High-flow nasal cannula therapy (HFNC) is effective and safe in patients older than 75 with acute respiratory failure (ARF) unrelated to COVID-19, investigators reported in Pulmonology.
The prospective, observational study assessed the efficacy and safety of HFNC in patients older than 75 years of age with ARF of any origin excluding COVID-19. Patients studied had ARF that was refractory to treatment with conventional oxygen therapy and/or intolerant to noninvasive ventilation or continuous positive airway pressure. Patients studied also did not meet criteria for admission to critical care units (ICUs).
Study participants were enrolled from November 2019 to November 2020 after being admitted to the emergency department (ED) with FiO2 of at least 35% after 24 hours of medical treatment and oxygenation by conventional systems. Participants also exhibited clinical deterioration, no improvement in dyspnea, tachypnea with respiratory rate (RR) greater than 25 bpm, or hypoxemia with pressure of arterial oxygen/fraction of inspired oxygen ratio (PaO2/FiO2) less than 300. A total of 200 patients were included in the study (mean age, 83 years; 61.9% women; body mass index, 31.1 kg/m2; Charlson Comorbidity Index, 4). About 64% were hypercapnic, and no patients had respiratory acidosis (pH 7.39).
The researchers obtained measurements of the following variables: dyspnea, RR, heart rate, blood pressure, oxygen saturation measured by oximetry (SpO2), PaO2, arterial carbon dioxide tension (PaCO2), bicarbonate, lactate, pH, FiO2, PaO2/FiO2 and SpO2/FiO2, ROX index (SpO2:FiO2/RR), and HFNC settings. The measurements were conducted 24 hours after treatment with conventional oxygenation (basal values) and at 60 minutes, 120 minutes, and 24 hours after beginning HFNC.
[High-flow nasal cannula therapy] in selected patients may be an alternative for elderly patients with ARF who remain hypoxemic and in respiratory distress after 24 hours of conventional treatment.
Significant improvement was observed at 60 minutes, 120 minutes, and 24 hours compared with baseline for RR, dyspnea, ROX index, PaO2/FiO2, SpO2/FiO2, and patient comfort. No changes occurred in PaCO2 or level of consciousness.
In independent analysis of the 128 patients with hypercapnia, significant improvement was observed at 60 minutes, 120 minutes, and 24 hours for RR, dyspnea, ROX index, PaO2/FiO2, SpO2/FiO2, and patient comfort. No significant change occurred in PaCO2 or deterioration in the level of consciousness.
HFNC was well tolerated, and the participants had significant improvement in comfort as assessed by the visual analog scale. Heat intolerance (37.5%) was the most common side effect of HFNC. A total of 10 patients died (5%), and progression of the triggering cause of ARF was the leading cause of death. Of the cohort, 7 patients (3.5%) were readmitted after 7 days and 17 (8.5%) after 30 days.
Limitations include the lack of a control group and randomization; potential selection bias due to the fact that the study was affected by the first waves of the COVID-19 pandemic; and the lack of patients presenting with respiratory acidosis, which limits application of the findings. Additionally, the study was conducted in a hospital that specialized in noninvasive respiratory support therapies dependent on the ED, so the generalizability of results may be limited.
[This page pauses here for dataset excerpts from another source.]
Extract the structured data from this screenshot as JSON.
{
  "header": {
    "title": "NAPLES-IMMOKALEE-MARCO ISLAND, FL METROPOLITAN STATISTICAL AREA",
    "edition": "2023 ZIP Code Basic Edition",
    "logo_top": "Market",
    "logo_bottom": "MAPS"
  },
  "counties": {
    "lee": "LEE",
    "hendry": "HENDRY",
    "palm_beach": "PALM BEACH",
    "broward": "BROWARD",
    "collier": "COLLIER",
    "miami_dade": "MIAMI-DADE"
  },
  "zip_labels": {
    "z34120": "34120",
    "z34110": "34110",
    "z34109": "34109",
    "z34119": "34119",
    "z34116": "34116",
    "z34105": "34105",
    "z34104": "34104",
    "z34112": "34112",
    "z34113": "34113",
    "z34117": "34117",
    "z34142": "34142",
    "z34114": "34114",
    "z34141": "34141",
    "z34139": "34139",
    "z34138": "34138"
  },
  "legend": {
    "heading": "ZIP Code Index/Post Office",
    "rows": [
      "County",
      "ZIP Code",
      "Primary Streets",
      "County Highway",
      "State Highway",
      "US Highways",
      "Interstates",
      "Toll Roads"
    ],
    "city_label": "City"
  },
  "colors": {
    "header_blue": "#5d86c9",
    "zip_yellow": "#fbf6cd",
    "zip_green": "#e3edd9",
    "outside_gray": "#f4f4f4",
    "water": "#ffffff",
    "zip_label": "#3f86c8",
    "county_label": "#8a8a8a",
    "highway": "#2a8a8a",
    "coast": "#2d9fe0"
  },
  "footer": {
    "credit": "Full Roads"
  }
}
“This is the study with the largest number of patients with these characteristics published to date and shows that the use of [high-flow nasal cannula therapy] in selected patients may be an alternative for elderly patients with ARF who remain hypoxemic and in respiratory distress after 24 hours of conventional treatment,” stated the researchers. “Randomized studies are needed to confirm these data and to provide higher quality evidence for the use of [high-flow nasal cannula therapy] in the elderly population.”